Following the survey's closure on May 20, the department reviewed and collated the responses in a detailed report available online.
The results revealed more than 80 per cent of participants agreed that the act be updated and that it should recognise the interests of key stakeholders.
"Additionally, more than 55 per cent of respondents agreed that the roles of the minister responsible for fisheries and the chief executive in managing Queensland's fisheries be clarified, and that more responsive decision-making through the use of harvest strategies be allowed for," the spokesperson for Mr Furner said.
In June 2017, the Queensland Sustainable Fisheries Strategy 2017-27 was released in an effort to develop a world-class management system.
Proposed changes in the act include modernising its objectives, clarifying relevant ministers' roles and strengthening enforcement powers and penalties.
"More than 84 per cent of respondents agreed that a reduction in complexity ... (was also) required," the spokesperson for Mr Furner said.
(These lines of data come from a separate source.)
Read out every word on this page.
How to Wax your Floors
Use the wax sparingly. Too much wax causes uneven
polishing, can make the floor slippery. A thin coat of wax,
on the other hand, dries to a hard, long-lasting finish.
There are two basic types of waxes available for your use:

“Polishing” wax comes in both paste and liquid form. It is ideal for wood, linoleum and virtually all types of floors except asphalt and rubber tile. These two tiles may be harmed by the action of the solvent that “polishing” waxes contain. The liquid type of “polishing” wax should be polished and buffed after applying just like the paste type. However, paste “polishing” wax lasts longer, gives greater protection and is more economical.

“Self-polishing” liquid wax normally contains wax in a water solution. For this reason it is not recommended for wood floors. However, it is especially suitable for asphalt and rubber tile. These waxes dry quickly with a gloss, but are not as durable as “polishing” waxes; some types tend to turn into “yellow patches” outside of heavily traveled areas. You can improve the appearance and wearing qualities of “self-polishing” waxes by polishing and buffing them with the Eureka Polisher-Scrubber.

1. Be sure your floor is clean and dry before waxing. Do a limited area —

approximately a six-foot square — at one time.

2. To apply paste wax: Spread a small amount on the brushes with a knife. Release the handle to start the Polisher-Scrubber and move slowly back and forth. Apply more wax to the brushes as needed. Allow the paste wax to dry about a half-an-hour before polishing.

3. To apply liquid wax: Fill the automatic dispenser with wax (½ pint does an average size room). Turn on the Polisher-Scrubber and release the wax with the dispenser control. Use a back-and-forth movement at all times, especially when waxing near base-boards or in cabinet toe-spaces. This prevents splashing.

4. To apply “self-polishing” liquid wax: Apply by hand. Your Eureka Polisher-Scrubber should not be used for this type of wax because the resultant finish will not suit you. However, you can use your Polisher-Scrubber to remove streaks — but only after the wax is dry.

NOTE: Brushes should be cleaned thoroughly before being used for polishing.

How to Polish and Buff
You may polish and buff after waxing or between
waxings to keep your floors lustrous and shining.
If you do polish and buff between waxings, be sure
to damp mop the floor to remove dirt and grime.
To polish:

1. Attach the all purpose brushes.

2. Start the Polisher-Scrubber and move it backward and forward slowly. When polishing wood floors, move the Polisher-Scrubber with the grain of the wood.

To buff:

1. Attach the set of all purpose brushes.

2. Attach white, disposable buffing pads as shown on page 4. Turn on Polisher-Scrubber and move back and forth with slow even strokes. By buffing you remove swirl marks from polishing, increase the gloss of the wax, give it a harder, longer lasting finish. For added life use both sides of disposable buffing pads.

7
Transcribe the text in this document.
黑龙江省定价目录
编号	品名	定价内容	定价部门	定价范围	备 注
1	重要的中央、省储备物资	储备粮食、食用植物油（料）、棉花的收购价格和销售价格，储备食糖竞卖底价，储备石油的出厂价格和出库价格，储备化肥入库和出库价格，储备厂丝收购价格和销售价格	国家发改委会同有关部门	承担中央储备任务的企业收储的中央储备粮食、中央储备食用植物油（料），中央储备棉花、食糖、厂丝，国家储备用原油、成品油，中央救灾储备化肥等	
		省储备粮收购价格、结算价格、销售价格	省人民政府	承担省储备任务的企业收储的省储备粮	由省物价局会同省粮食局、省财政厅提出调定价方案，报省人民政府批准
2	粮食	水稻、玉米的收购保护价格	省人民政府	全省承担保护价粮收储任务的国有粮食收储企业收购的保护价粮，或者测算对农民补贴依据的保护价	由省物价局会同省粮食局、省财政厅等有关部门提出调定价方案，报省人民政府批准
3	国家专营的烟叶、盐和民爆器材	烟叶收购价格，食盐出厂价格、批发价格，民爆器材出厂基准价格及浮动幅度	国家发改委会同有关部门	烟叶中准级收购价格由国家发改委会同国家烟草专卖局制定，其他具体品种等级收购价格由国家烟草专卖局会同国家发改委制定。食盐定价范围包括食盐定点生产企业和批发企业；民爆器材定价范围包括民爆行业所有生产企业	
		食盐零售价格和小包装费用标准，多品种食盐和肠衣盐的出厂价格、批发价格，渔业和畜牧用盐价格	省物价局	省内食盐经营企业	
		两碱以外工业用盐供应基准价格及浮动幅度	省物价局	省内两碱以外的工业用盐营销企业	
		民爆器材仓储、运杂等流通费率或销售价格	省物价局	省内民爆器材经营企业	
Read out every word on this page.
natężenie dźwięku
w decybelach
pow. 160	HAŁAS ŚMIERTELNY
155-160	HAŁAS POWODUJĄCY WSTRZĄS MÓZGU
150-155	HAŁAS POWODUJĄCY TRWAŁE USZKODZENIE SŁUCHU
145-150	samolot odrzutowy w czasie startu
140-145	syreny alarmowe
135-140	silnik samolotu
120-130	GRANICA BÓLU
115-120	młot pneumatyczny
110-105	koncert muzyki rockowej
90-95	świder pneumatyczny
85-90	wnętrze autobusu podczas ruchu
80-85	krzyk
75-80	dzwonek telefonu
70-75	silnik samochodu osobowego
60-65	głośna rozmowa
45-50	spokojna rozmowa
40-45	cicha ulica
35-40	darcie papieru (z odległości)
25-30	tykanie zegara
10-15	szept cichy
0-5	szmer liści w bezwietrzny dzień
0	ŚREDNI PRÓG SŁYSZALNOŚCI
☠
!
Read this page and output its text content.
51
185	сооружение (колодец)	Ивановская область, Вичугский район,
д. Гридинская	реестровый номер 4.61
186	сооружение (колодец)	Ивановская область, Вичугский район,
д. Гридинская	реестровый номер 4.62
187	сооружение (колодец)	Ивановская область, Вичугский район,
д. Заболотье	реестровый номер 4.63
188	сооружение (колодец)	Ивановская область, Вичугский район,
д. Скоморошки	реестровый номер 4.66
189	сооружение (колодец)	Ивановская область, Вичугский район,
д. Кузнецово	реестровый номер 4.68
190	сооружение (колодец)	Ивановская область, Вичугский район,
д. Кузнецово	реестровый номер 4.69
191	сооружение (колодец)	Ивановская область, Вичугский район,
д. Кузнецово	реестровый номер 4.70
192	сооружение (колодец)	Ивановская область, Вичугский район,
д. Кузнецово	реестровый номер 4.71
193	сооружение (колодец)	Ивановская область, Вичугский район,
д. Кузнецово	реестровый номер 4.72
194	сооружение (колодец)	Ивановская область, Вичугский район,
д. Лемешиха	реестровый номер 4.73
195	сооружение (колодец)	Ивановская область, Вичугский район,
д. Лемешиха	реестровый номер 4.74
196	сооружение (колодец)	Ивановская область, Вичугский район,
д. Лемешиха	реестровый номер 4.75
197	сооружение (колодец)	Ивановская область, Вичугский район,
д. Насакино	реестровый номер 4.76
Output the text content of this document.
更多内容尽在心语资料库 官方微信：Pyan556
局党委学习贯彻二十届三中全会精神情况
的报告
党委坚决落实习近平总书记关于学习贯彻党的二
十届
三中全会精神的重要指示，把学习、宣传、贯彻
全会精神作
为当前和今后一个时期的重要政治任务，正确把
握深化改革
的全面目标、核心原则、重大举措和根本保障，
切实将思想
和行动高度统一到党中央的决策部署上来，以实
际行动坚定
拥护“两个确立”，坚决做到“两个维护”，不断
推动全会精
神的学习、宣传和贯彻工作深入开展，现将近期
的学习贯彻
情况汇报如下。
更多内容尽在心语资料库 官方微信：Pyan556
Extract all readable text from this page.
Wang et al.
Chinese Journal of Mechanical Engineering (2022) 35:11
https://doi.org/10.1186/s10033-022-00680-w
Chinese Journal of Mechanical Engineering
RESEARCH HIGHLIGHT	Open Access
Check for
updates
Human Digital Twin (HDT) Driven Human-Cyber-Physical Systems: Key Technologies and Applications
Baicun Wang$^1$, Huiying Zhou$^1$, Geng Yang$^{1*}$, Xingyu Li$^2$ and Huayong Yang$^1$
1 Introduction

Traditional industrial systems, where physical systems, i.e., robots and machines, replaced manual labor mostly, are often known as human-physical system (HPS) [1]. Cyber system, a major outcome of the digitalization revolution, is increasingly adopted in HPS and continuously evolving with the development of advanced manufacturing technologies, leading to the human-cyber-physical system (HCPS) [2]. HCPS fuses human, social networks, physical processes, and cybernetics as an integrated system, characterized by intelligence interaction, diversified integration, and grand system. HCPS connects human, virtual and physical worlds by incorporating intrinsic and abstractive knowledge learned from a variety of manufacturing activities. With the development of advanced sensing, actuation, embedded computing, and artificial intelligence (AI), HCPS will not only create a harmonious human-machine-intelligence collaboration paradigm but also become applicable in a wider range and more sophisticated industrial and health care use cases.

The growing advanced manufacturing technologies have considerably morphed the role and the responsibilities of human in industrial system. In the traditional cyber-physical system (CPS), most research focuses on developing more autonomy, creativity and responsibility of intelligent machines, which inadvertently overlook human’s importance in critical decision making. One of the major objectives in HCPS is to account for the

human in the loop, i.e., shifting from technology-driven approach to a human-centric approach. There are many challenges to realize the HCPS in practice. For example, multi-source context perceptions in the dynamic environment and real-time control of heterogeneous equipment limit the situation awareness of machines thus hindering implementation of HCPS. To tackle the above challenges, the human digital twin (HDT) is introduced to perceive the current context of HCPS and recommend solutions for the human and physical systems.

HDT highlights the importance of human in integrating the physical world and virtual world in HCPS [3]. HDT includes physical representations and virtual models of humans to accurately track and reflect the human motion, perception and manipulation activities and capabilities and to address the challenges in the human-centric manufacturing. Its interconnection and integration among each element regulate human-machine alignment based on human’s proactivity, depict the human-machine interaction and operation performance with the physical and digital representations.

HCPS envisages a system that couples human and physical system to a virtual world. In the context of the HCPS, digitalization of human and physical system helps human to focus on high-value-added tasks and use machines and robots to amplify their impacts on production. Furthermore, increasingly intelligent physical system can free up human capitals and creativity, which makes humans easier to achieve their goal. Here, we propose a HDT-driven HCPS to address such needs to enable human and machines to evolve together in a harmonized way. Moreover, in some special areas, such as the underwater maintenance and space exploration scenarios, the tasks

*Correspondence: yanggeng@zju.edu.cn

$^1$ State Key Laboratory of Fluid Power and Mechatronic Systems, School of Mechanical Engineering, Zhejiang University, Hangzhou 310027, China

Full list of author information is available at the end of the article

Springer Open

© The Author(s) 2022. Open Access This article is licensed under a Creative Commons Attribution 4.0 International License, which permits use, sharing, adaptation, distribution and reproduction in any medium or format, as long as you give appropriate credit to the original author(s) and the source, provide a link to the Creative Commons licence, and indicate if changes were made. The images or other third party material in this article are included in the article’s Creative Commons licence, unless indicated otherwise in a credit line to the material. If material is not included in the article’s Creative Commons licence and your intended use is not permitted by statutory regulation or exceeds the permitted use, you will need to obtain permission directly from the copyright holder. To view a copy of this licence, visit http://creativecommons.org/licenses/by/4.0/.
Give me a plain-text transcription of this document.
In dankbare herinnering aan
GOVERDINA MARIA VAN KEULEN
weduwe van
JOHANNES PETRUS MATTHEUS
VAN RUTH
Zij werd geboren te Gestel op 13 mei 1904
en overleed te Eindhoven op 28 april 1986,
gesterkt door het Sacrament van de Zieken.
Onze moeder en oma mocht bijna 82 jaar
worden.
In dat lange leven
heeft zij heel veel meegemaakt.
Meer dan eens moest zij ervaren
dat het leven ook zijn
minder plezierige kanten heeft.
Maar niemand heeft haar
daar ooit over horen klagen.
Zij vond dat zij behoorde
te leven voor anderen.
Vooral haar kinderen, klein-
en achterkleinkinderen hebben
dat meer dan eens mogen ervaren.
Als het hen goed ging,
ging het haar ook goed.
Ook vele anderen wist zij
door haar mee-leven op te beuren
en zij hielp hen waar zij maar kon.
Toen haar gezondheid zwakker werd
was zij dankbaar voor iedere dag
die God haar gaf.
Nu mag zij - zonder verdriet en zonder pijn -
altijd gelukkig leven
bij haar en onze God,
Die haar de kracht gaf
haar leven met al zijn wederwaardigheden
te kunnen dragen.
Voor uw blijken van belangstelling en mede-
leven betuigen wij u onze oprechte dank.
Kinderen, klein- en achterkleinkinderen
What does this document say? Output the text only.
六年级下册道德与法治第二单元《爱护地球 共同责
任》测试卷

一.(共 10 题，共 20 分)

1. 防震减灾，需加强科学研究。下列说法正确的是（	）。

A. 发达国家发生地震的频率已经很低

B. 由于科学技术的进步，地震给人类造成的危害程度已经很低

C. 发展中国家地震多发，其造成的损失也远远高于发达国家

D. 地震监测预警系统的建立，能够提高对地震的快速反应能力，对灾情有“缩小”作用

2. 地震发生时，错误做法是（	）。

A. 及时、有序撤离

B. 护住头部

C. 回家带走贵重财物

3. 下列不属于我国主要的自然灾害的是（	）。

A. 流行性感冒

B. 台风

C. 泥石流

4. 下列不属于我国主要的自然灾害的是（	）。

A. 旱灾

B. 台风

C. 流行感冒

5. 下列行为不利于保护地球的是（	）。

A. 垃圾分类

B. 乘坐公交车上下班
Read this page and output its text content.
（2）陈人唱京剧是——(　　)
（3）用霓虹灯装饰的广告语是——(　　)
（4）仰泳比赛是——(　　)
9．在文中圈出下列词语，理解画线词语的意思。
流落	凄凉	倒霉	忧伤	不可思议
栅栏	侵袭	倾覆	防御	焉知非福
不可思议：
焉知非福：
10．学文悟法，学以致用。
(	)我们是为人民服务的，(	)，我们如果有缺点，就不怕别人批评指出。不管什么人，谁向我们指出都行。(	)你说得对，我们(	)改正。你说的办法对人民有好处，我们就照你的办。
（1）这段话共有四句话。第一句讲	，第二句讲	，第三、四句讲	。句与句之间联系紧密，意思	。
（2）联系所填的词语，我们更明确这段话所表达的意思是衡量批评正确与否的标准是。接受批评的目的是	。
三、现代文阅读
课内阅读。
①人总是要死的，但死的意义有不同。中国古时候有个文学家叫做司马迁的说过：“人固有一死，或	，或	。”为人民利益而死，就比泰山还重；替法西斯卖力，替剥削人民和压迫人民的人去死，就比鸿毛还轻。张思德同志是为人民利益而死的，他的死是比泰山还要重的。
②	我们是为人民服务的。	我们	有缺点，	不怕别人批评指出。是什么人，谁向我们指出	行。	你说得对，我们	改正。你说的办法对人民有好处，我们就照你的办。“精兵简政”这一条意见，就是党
He said with "serious evidence that illegal fishing operations (were) becoming more sophisticated and organised", there was a need to amend the current act so it could facilitate the effectiveness of the State Government's fisheries strategy.
"Some people expressed concern that possession limits might change (with the amended act) ... However ... the proposal is only for Fisheries Queensland to be able to adjust possession limits if it is outlined in the pre-agreed harvest strategy," the spokesperson for Mr Furner said.
The State Government will consider the survey results when drafting a bill to amend the Fisheries Act 1994, which is scheduled for Parliamentary consideration later this year.